Film historian Richard Brown recalled that he asked Orbach what it meant to be declared a “living landmark” and that Orbach replied, “I think it means they can’t tear me down.” Brown and his wife vacationed on cruise ships with Mr. and Mrs. Orbach, and the actor would be greeted by comments such as “Mister Detective Man,” or “We love you, Dirty Dancing daddy” — the latter a reference to the 1987 movie in which Orbach played Jennifer Grey’s physician-father. Next came clips from the three movies screened on the Orbach-Brown cruises (Crimes and Misdemeanors, Dirty Dancing, Prince of the City) and a clip of Orbach singing “Lullaby of Broadway” from the original production of 42nd Street. Karen Ziemba, who was a replacement in that show and whom Orbach considered “a little sister,” sang “They Were You” from The Fantasticks, in which the actor created the role of El Gallo.

Clips from Chicago and TV’s Murder, She Wrote preceded Angela Lansbury’s appearance. “Life goes in circles,” said Lansbury, adding that “Jerry and I shared some of the golden days of Broadway that no longer exist.” During her long-running television series, recalled Lansbury, they “tried to lure Broadway actors” to make guest appearances on the show because of the “zing and quality only Broadway actors have.” ON Murder, She Wrote, Orbach played a recurring character named Harry McGraw (later spun off into the series The Law and Harry McGraw), and Lansbury said that “to have Jerry on the set with me was like a breath of Broadway.” She mentioned their having worked together in recording the soundtrack of the animated feature Beauty and the Beast, with Lansbury voicing Mrs. Potts and Orbach voicing Lumière.
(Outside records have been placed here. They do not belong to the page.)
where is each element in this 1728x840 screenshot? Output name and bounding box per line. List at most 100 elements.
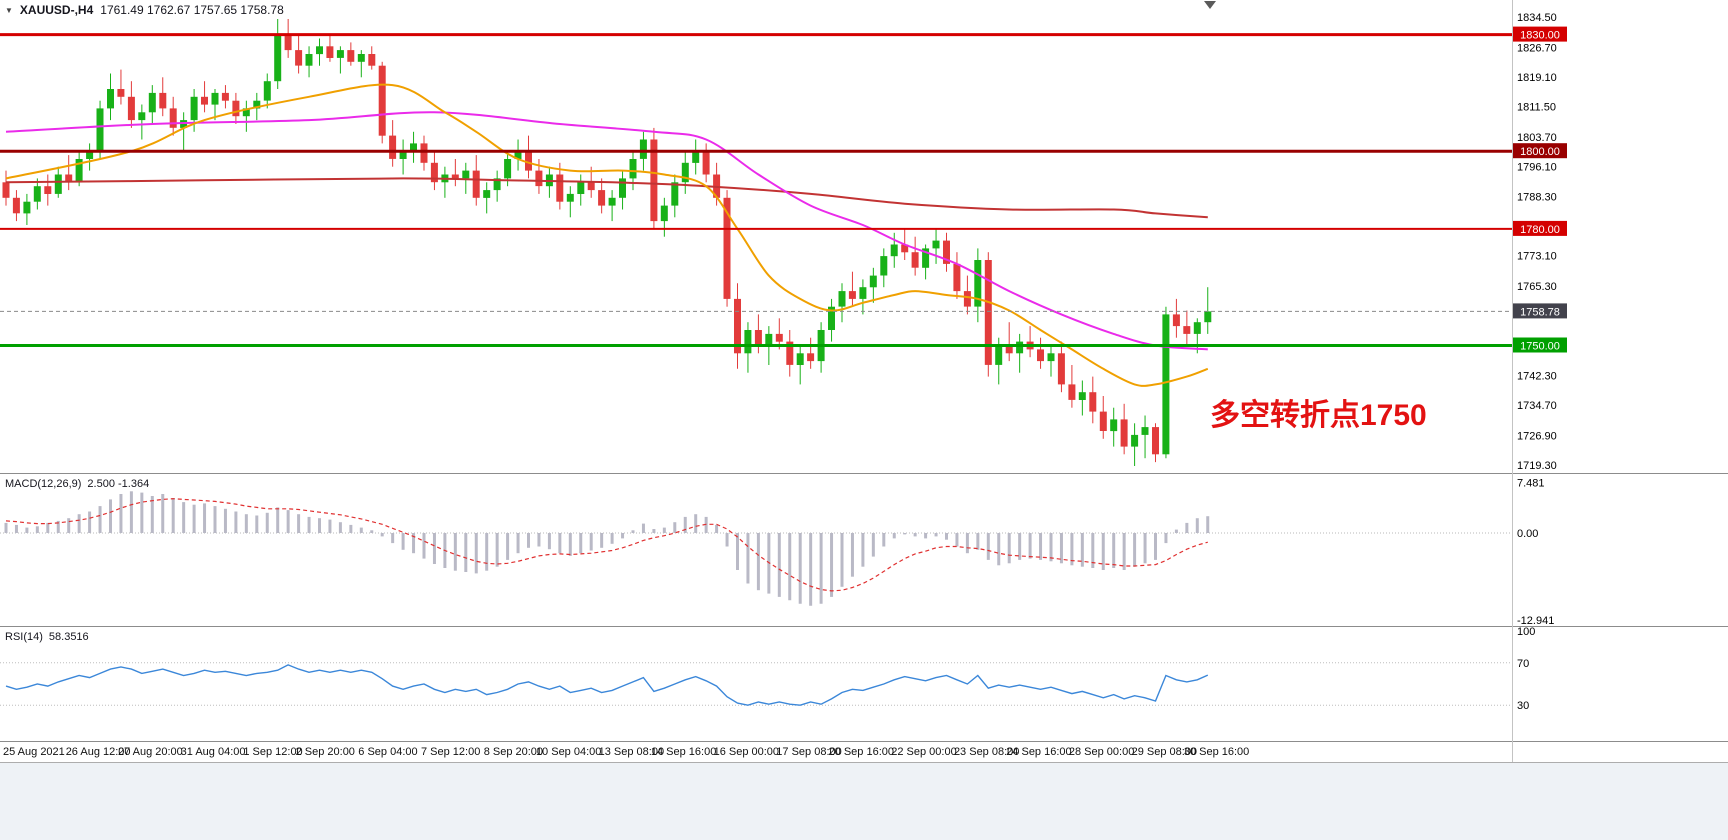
svg-text:70: 70 (1517, 658, 1529, 670)
time-label: 7 Sep 12:00 (421, 746, 481, 758)
candle-body (859, 287, 867, 299)
candle-body (1057, 353, 1065, 385)
candle-body (1183, 326, 1191, 334)
candle-body (1016, 341, 1024, 354)
candle-body (65, 174, 73, 183)
time-label: 17 Sep 08:00 (776, 746, 842, 758)
candle-body (253, 100, 261, 109)
svg-text:1765.30: 1765.30 (1517, 281, 1557, 293)
price-badge (1513, 143, 1567, 159)
candle-body (953, 263, 961, 292)
candle-body (692, 151, 700, 163)
rsi-pane[interactable]: 100 70 30 (0, 627, 1728, 741)
candle-body (2, 182, 10, 198)
candle-body (410, 143, 417, 152)
time-label: 31 Aug 04:00 (180, 746, 246, 758)
candle-body (922, 248, 930, 268)
candle-body (190, 96, 198, 121)
macd-signal-line (5, 498, 1208, 592)
ohlc-values-label: 1761.49 1762.67 1757.65 1758.78 (100, 3, 284, 17)
time-label: 25 Aug 2021 (3, 746, 65, 758)
svg-text:30: 30 (1517, 700, 1529, 712)
candle-body (1152, 427, 1159, 455)
svg-text:7.481: 7.481 (1517, 478, 1545, 490)
candle-body (127, 96, 135, 121)
candle-body (75, 159, 83, 183)
candles (2, 19, 1212, 466)
candle-body (1193, 322, 1201, 334)
candle-body (483, 190, 491, 198)
candle-body (984, 260, 992, 365)
candle-body (44, 186, 52, 194)
candle-body (702, 151, 710, 175)
svg-text:1834.50: 1834.50 (1517, 12, 1557, 24)
candle-body (1141, 427, 1149, 435)
candle-body (932, 240, 940, 249)
pane-separator[interactable] (0, 473, 1728, 474)
horizontal-lines[interactable] (0, 33, 1512, 347)
chevron-down-icon[interactable]: ▼ (5, 5, 13, 15)
candle-body (148, 92, 156, 113)
rsi-line (5, 664, 1209, 706)
candle-body (514, 151, 522, 159)
candle-body (347, 50, 355, 62)
candle-body (33, 186, 41, 202)
candle-body (263, 81, 271, 101)
candle-body (838, 291, 846, 307)
candle-body (566, 193, 574, 202)
candle-body (284, 34, 292, 51)
candle-body (221, 92, 229, 101)
candle-body (232, 100, 240, 117)
candle-body (1172, 314, 1180, 327)
annotation-text[interactable]: 多空转折点1750 (1210, 399, 1427, 432)
macd-label-name: MACD(12,26,9) (5, 478, 82, 490)
macd-axis[interactable]: 7.481 0.00 -12.941 (1517, 478, 1554, 626)
svg-text:1803.70: 1803.70 (1517, 132, 1557, 144)
candle-body (901, 244, 909, 253)
price-axis-divider (1512, 0, 1513, 762)
ma-slow-red-line (5, 177, 1208, 219)
candle-body (1120, 419, 1128, 447)
candle-body (12, 197, 20, 214)
candle-body (462, 170, 470, 179)
candle-body (159, 92, 167, 109)
candle-body (828, 306, 835, 330)
candle-body (608, 197, 616, 206)
rsi-label-name: RSI(14) (5, 631, 43, 643)
rsi-axis[interactable]: 100 70 30 (1517, 627, 1535, 712)
svg-text:1750.00: 1750.00 (1520, 341, 1560, 353)
svg-text:1830.00: 1830.00 (1520, 30, 1560, 42)
time-label: 28 Sep 00:00 (1068, 746, 1135, 758)
candle-body (305, 54, 313, 66)
rsi-indicator-label: RSI(14) 58.3516 (5, 631, 89, 643)
candle-body (201, 96, 208, 105)
candle-body (399, 151, 407, 159)
main-chart-pane[interactable]: 1834.50 1826.70 1819.10 1811.50 1803.70 1796.… (0, 0, 1728, 473)
candle-body (598, 190, 606, 206)
candle-body (723, 197, 731, 299)
svg-text:1726.90: 1726.90 (1517, 430, 1557, 442)
candle-body (1162, 314, 1170, 455)
candle-body (54, 174, 62, 194)
candle-body (96, 108, 104, 152)
time-axis[interactable]: 25 Aug 2021 26 Aug 12:00 27 Aug 20:00 31 Au… (0, 742, 1728, 762)
candle-body (1099, 411, 1107, 431)
candle-body (629, 159, 637, 179)
candle-body (744, 330, 752, 354)
candle-body (504, 159, 512, 179)
candle-body (493, 178, 501, 191)
time-label: 14 Sep 16:00 (650, 746, 717, 758)
pane-separator[interactable] (0, 626, 1728, 627)
time-label: 26 Aug 12:00 (65, 746, 131, 758)
pane-separator (0, 741, 1728, 742)
candle-body (274, 34, 282, 82)
candle-body (734, 298, 741, 354)
candle-body (660, 205, 668, 222)
ma-fast-orange-line (5, 83, 1209, 387)
time-label: 27 Aug 20:00 (117, 746, 183, 758)
time-label: 20 Sep 16:00 (828, 746, 894, 758)
price-axis[interactable]: 1834.50 1826.70 1819.10 1811.50 1803.70 1796.… (1513, 12, 1567, 472)
time-label: 24 Sep 16:00 (1006, 746, 1072, 758)
candle-body (378, 65, 386, 136)
macd-pane[interactable]: 7.481 0.00 -12.941 (0, 474, 1728, 626)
Lansbury concluded that she was “proud to have been part of [Orbach’s] circle.”

Law & Order creator Dick Wolf remembered having suggested that Orbach play Detective Lennie Briscoe much like his Prince of the City character, and described the actor as “the ultimate trouper, the ultimate team player.” Declared Wolf: “In a business where schadenfreude is a polite emotion, Jerry is the only person I know [of whom] I never, never heard a negative word — either as an actor or a person.” Orbach’s real
legacy, said Wolf, was as “an ultimate gentleman, in the true sense of being a gentle man.”
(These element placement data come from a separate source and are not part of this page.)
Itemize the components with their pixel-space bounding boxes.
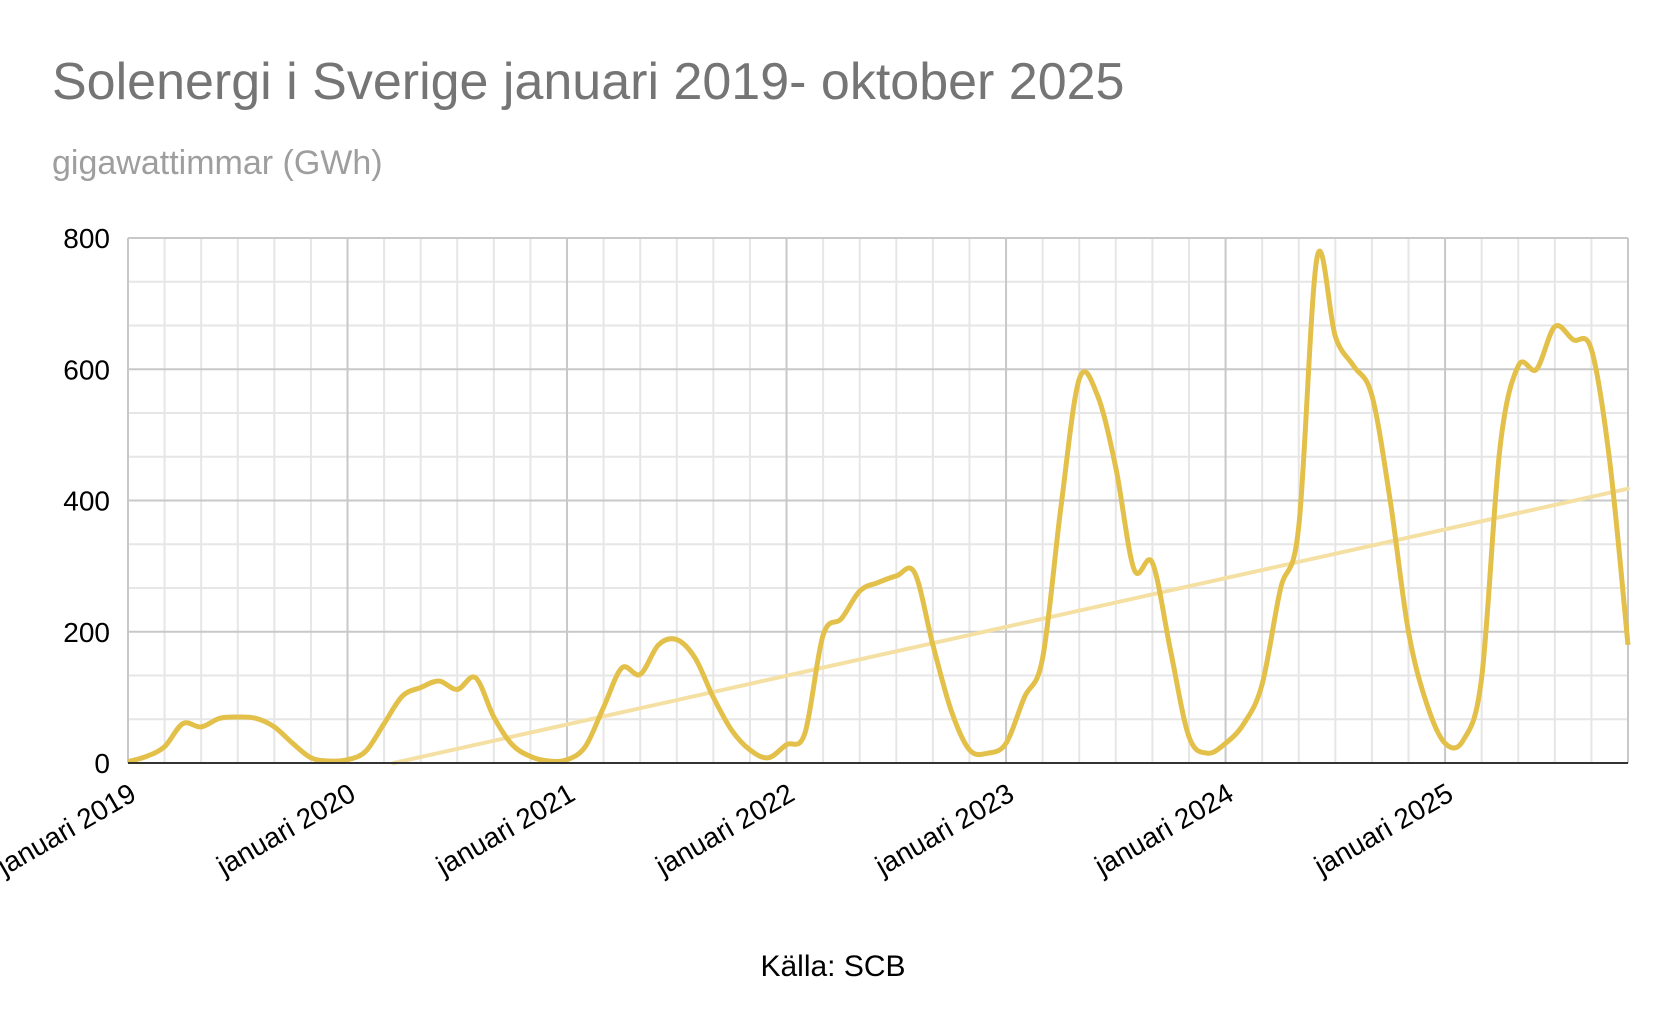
x-tick-label: januari 2025: [1308, 777, 1458, 881]
y-axis-ticks: 0 200 400 600 800: [63, 223, 110, 779]
chart-title: Solenergi i Sverige januari 2019- oktobe…: [52, 53, 1125, 111]
x-tick-label: januari 2019: [0, 777, 141, 881]
chart-subtitle: gigawattimmar (GWh): [52, 144, 383, 182]
y-tick-label: 800: [63, 223, 110, 254]
source-note: Källa: SCB: [760, 950, 906, 983]
x-tick-label: januari 2022: [650, 777, 800, 881]
y-tick-label: 200: [63, 617, 110, 648]
grid-minor-lines: [128, 238, 1629, 763]
series-line-solenergi: [127, 248, 1631, 765]
trend-line: [391, 486, 1630, 765]
grid-major-lines: [127, 237, 1629, 763]
y-tick-label: 600: [63, 354, 110, 385]
x-tick-label: januari 2024: [1089, 777, 1239, 881]
x-tick-label: januari 2021: [430, 777, 580, 881]
x-tick-label: januari 2020: [211, 777, 361, 881]
x-axis-ticks: januari 2019 januari 2020 januari 2021 janu…: [0, 777, 1458, 881]
x-tick-label: januari 2023: [869, 777, 1019, 881]
series-layer: [127, 248, 1631, 765]
y-tick-label: 400: [63, 486, 110, 517]
y-tick-label: 0: [94, 748, 110, 779]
Elaine Orbach remarked, “There’s so much love in this theater,” and said that, to her, “Mrs. Jerry Orbach were the most beautiful words in the English language.” Every morning, before he left for the Law & Order set, her husband would write her a poem. A dozen examples of these were then read by the Orbachs’ good friend, Jane Alexander (Mrs. Ed Sherin), who co-starred with Orbach on Broadway in the comedy 6 Rms Riv Vu. Projections of family photographs added a nice personal touch to the memorial. Then Dick Wolf and NBC president Jeff Zucker presented Elaine Orbach with a $1 million check to Sloan-Kettering for prostate cancer research. The final clip was of Orbach singing “Try to Remember” at a February 2003 Drama League tribute in his honor, held in the grand ballroom of the Pierre Hotel.

TV viewers will remember Orbach as Lennie Briscoe, and many of his colleagues from
the four Law & Order series were in attendance at the memorial. Theatergoers will recall him as El Gallo, puppeteer Paul Berthalet in Carnival, Foreman in The Cradle Will Rock (Off-Broadway in 1964), Sky Masterson in a 1965 City Center revival of Guys and Dolls, Jigger Craigin in the 1965 Lincoln Center production of Carousel that starred John Raitt, Charlie Davenport in the 1966 Lincoln Center production of Annie Get Your Gun that starred Ethel Merman, Harold Wonder in Off-Broadway’s Scuba Duba, Chuck Baxter in Promises, Promises, Billy Flynn in Chicago, and Julian Marsh in 42nd Street. As the final slide in the memorial said, Jerry Orbach will be missed.